Senior officers from Lewes District Council face a grilling at a meeting in Seaford on Saturday night.

The council has come under increasing pressure after contractors toppled memorials without first informing the families of the dead.

Headstones in Seaford and Lewes cemeteries were flattened after failing so-called topple tests designed to assess safety.

The council said it was forced to act after a boy died under a falling monument in North Yorkshire three years ago.

Officers concede no one had been killed or injured in local cemeteries.

Sally Woodgate, one of the organisers of the meeting, said: "We are not anti-safety but if this was so urgent why didn't they do it three years ago?"
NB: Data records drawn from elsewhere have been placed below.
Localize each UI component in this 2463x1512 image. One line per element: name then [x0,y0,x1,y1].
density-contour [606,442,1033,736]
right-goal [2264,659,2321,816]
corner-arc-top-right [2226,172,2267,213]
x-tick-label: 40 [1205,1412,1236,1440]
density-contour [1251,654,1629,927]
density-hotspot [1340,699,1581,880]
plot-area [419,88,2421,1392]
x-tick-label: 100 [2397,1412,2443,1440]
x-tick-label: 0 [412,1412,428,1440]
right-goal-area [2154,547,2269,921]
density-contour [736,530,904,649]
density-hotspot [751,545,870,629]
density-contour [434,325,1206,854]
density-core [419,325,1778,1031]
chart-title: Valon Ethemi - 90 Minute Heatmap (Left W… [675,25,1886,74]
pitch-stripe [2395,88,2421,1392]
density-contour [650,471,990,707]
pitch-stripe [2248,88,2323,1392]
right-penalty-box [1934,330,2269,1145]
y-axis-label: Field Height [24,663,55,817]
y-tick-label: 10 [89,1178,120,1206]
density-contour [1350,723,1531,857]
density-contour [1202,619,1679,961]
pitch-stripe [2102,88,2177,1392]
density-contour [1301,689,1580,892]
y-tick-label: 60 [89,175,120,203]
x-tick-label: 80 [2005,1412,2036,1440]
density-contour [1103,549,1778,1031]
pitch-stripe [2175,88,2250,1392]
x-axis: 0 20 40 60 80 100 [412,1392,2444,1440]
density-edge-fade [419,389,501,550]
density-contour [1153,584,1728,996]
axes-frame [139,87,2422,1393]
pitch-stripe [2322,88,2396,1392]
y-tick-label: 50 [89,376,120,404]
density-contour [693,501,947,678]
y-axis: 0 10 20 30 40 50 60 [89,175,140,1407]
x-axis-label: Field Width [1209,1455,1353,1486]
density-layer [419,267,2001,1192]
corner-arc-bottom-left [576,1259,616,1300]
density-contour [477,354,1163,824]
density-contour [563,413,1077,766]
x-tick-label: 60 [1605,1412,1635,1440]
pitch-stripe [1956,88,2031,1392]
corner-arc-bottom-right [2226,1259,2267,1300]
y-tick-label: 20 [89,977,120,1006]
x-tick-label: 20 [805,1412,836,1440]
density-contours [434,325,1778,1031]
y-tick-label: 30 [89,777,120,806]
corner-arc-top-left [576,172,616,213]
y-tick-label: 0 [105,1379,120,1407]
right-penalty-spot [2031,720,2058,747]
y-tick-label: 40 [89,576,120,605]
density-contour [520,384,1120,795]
Mrs Woodgate, 53, of Seafield Close, Seaford, said cemeteries had been left looking like vandals had struck.

Her son, Stuart, 20, died after being knocked off his motorbike in 1994.

His memorial was among those pushed over by workmen.

Mrs Woodgate added: "It hurts like hell going to the graveyard, which we do every week and to find Stuart's headstone toppled was the last straw."

Lib Dem Lewes MP Norman Baker urged the district council to "right its wrong" after being contacted by about 50 upset families.

John Crawford, chief executive of the council, said yesterday: "We apologise for any distress that has been caused because of the results of these tests.

"We are currently working to find a solution that will resolve the issues people have raised with us."

The council believes hundreds of other memorials may be in need of urgent safety work.

The meeting will take place in Chyngton Methodist Church, Millberg Road, Seaford, on Saturday, at 7pm.